Belle occasion pour un fourbe de se faire passer pour lui. Quelle
espèce de roi es-tu donc ? Tu as dit que tu étais plus que Salomon.
Sois tranquille, je ne te refuserai pas plus longtemps le titre de
ta royauté”.
Alors
Anne se fit donner une espèce d'écriteau long de près d'une aune et
large de trois doigts ; il le posa sur une table qu'on plaça devant
lui et y écrivit une série de grandes lettres, dont chacune
indiquait un chef d'accusation contre le Seigneur. Puis il le roula,
et le plaça dans une petite calebasse creuse, qu'il boucha
soigneusement et assujettit ensuite au bout d'un roseau. Il présenta
ce roseau à Jésus, lui disant avec une froide ironie : “Voilà le
sceptre de ton royaume : là sont renfermés tes titres, tes dignités
et tes droits. Porte-les au grand-prêtre, pour qu'il reconnaisse ta
mission et te traite suivant ta dignité Qu'on lie les mains à ce
roi, et qu'on le mène devant le grand-prêtre”.
On
attacha de nouveau, en les croisant sur la poitrine les mains de
Jésus qui avaient été déliées ; on y assujettit le simulacre de
sceptre qui portait les accusations d'Anne, et on conduisit Jésus
chez Caïphe, au milieu des rires, des injures et des mauvais
traitements de la foule.
En
conduisant Jésus chez Anne, on avait dépassé, en la laissant de
côté, la maison de Caïphe : il fallut maintenant décrire un angle
pour l'y ramener. La maison d'Anne n'était guère qu'à trois cents
pas de celle de Caïphe. Le chemin qui passait le long de murs et de
petits bâtiments dépendant du tribunal du grand-prêtre, était
éclairé avec des lanternes placées sur des perches, et couvert de
Juifs qui vociféraient et s'agitaient. Les soldats pouvaient à peine
ouvrir un passage à travers la foule. Ceux qui avaient outragé Jésus
chez Anne répétaient leurs outrages devant le peuple, et le Sauveur
fut encore injurié et maltraité tout le long du chemin. Je vis des
hommes armés, et attachés au service du tribunal, repousser quelques
groupes qui semblaient compatir aux souffrances du Sauveur, donner
de l'argent à ceux qui sa distinguaient par leur brutalité et leur
dureté envers Jésus, et les faire entrer dans la cour de Caïphe
.
Pour arriver au tribunal de Caïphe, on
passe par une première cour extérieure, et de là on entre dans une
autre cour, que nous appellerons intérieure, et qui entoure tout le
bâtiment. La maison est deux fois plus longue que large.
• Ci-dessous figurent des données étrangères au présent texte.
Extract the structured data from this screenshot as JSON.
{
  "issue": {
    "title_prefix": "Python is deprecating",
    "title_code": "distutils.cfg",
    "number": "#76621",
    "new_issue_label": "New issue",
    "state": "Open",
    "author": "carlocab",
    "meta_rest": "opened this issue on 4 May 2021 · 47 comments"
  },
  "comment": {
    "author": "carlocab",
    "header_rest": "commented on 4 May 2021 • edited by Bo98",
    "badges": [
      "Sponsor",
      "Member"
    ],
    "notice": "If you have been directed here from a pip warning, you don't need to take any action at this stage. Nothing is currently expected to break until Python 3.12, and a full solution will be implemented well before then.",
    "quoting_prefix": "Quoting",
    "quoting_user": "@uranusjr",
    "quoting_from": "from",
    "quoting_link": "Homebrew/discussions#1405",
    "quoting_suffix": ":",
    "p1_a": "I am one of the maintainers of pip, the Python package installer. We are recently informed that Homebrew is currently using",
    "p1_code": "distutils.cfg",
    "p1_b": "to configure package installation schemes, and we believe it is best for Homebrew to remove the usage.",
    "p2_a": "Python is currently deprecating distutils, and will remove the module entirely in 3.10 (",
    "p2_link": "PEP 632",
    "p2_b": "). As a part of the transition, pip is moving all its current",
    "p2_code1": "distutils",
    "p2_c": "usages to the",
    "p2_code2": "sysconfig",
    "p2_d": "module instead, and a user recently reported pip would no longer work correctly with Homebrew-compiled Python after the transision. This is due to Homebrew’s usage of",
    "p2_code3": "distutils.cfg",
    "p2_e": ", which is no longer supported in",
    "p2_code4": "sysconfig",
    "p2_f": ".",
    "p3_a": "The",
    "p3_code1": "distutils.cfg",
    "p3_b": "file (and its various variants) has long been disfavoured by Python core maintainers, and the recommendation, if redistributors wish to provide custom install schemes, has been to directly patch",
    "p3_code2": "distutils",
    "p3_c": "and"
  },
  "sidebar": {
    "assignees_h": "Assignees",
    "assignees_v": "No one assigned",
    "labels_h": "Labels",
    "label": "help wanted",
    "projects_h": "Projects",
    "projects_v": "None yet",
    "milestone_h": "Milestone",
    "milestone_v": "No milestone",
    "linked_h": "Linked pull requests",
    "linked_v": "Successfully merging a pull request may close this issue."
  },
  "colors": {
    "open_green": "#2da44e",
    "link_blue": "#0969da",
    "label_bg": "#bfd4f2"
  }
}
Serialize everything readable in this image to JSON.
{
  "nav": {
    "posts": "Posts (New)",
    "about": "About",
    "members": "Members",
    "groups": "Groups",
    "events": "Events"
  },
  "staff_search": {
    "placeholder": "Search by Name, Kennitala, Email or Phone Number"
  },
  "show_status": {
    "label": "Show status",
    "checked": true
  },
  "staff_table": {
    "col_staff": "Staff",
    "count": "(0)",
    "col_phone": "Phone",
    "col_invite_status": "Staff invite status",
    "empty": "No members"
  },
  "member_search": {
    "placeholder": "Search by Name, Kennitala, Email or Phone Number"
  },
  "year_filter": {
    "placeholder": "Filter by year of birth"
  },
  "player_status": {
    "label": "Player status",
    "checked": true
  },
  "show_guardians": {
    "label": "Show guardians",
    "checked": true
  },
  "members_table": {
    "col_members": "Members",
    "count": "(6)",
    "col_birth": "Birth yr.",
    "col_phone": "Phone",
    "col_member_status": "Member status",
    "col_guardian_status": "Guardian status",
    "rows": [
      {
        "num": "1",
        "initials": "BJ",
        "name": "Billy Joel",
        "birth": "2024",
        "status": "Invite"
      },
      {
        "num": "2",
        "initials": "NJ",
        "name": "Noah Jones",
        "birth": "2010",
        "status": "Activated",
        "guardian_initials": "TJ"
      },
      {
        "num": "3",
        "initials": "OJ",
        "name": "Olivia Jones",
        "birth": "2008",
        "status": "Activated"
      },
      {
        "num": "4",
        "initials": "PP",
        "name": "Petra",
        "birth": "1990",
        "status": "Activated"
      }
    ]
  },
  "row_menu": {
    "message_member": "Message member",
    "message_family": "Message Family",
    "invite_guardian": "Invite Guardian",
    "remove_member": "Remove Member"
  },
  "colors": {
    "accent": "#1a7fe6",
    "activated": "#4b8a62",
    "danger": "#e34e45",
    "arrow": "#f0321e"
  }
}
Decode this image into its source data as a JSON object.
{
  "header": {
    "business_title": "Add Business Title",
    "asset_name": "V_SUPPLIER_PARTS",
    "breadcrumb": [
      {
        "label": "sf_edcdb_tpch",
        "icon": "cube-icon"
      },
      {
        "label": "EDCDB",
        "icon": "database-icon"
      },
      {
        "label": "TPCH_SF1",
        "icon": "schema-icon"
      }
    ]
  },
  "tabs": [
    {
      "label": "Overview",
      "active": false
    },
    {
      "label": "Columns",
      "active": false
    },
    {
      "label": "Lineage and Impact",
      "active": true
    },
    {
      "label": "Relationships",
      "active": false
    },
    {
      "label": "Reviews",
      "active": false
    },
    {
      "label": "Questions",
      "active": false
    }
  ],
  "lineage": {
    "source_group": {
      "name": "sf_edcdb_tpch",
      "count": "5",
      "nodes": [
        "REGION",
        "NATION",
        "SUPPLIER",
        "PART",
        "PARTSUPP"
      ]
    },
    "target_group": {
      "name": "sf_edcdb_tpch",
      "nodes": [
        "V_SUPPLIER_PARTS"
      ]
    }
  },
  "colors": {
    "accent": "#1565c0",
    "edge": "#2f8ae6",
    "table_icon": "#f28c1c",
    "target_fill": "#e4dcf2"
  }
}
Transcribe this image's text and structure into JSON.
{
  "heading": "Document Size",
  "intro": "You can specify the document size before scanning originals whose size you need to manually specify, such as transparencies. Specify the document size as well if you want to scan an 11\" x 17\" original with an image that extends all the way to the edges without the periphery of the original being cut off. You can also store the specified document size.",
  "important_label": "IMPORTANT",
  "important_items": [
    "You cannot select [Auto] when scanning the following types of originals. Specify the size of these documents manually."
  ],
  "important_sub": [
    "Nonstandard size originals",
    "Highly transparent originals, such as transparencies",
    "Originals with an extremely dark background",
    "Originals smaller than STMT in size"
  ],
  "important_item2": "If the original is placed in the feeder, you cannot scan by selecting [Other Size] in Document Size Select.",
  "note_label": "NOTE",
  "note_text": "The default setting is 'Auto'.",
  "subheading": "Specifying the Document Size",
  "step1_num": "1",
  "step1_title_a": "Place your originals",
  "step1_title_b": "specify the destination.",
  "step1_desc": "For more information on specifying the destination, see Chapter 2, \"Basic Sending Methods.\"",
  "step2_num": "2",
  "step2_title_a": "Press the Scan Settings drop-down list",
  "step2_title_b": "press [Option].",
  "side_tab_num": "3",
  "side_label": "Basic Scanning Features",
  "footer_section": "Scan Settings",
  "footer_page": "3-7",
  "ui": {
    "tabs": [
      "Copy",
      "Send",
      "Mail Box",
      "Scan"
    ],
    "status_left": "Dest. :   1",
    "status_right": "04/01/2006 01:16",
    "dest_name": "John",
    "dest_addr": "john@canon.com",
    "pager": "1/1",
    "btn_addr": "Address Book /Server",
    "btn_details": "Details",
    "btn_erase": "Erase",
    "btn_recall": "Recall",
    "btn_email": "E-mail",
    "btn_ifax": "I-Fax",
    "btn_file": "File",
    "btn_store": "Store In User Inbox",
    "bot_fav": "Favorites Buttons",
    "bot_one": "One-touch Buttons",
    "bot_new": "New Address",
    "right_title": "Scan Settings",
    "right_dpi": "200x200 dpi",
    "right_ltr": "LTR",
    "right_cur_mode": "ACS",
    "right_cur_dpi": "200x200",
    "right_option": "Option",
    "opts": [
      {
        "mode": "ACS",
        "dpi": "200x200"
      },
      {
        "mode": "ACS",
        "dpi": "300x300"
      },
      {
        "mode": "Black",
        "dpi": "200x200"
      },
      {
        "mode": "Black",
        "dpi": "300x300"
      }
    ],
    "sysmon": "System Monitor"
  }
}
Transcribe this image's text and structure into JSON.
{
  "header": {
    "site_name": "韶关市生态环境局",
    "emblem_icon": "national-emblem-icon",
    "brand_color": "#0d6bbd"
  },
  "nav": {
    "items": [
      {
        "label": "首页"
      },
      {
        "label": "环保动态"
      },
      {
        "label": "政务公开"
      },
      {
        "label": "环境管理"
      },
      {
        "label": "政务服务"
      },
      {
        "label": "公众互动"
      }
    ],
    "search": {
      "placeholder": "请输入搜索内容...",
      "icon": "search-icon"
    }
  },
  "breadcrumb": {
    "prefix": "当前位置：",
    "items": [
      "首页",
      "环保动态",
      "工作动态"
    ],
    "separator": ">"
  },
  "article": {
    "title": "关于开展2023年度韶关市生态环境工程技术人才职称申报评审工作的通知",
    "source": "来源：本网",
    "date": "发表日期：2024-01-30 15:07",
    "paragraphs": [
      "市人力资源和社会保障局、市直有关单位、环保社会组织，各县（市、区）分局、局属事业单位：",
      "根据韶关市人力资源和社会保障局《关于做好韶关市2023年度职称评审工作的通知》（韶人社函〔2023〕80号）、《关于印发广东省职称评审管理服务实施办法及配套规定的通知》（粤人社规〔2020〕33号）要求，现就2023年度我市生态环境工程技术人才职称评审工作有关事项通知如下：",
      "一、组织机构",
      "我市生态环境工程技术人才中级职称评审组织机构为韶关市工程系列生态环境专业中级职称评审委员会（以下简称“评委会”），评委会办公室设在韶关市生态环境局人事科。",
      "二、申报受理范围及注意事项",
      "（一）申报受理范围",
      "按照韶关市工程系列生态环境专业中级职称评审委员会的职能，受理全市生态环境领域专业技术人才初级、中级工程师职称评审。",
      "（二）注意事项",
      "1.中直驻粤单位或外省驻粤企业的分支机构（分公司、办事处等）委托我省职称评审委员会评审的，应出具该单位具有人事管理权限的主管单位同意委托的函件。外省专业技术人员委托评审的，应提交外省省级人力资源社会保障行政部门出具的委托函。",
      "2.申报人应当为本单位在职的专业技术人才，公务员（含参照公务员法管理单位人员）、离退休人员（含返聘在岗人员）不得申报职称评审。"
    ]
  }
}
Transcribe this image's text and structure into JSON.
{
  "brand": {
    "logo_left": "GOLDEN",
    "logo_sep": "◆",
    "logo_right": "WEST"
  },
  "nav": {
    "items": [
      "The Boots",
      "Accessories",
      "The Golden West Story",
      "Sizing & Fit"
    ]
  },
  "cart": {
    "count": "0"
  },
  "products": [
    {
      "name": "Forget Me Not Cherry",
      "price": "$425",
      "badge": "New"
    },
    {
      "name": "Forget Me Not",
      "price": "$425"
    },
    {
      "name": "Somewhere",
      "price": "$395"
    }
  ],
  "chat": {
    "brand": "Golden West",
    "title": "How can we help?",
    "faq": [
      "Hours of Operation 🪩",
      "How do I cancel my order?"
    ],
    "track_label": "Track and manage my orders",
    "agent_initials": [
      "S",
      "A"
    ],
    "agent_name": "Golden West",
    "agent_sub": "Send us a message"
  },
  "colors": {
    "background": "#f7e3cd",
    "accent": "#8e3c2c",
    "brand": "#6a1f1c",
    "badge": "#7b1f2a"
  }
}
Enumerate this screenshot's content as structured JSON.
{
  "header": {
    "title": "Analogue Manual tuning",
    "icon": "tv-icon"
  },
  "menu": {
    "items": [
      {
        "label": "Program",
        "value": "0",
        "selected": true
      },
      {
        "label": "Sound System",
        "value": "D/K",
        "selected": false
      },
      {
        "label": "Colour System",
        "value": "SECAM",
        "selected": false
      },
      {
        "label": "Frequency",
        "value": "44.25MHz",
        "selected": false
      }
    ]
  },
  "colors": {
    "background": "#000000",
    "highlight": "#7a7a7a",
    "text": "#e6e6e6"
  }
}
Sur le devant se trouve uns espèce de
vestibule à ciel ouvert, qu'on appelle atrium, entouré de trois
côtés de colonnes formant des galeries couvertes avec des entrées de
ces trois côtés. L'entrée principale est sur le côté le plus long de
l'édifice : en entrant par là, on trouve à gauche une fosse revêtue
en maçonnerie où l'on entretient du feu : si l'on tourne à droite,
on voit, derrière des colonnes plus hautes, formant le quatrième
côté de la maison et plus élevée de deux marches, une salle à moitié
grande comme le vestibule, où se trouvent les sièges des membres du
conseil, sur une extrade en fer à cheval élevée de plusieurs
marches. Le siège du grand-prêtre occupe vers le milieu la place la
plus éminente. L'accusé se tient au centre du demi-cercle, entouré
de gardes. Des deux côtés et derrière lui est la place des témoins
et des accusateurs. Derrière les sièges des juges sont trois portes
communiquant à une autre salle ronde, entourée aussi de sièges, et
où se tiennent les délibérations secrètes. Quand on vient du
tribunal dans cette salle, on voit, à droite et à gauche, des portes
donnant dans la cour intérieurs, dont l'enceinte est ici de forme
ronde, comme le derrière de l'édifice. En sortant de la salle par la
porte à droite, on aperçoit dans la cour, à sa gauche, l'entrée
d'une prison souterraine qui règne sous cette dernière salle. Il y a
là plusieurs cachots : Pierre et Jean restèrent toute une nuit dans
l'un d'eux, lorsqu'ils eurent guéri le boiteux du Temple, après la
Pentecôte.
Dans le bâtiment et à l'entour, tout
était rempli de torches et de lampes, il faisait clair comme en
plein jour. Au milieu du vestibule brillait en outre le feu allumé
dans la fosse qui était comme un bassin creusé dans le sol et où
l'on jetait de temps en temps des combustibles, du charbon de terre,
si je ne me trompe : des deux côtés s'élevaient, à hauteur d'homme,
des conduits pour la fumée. Des soldats, des employés subalternes,
des témoins de bas étage gagnés à prix d'argent se pressaient autour
du feu. Il y avait aussi des femmes parmi eux ; elles versaient aux
soldats d'une liqueur rouge, et leur faisaient cuire des gâteaux
pour de l'argent. C'était un mouvement comme celui d'une soirée de
mardi gras. La plupart des juges siégeaient déjà autour de Caïphe.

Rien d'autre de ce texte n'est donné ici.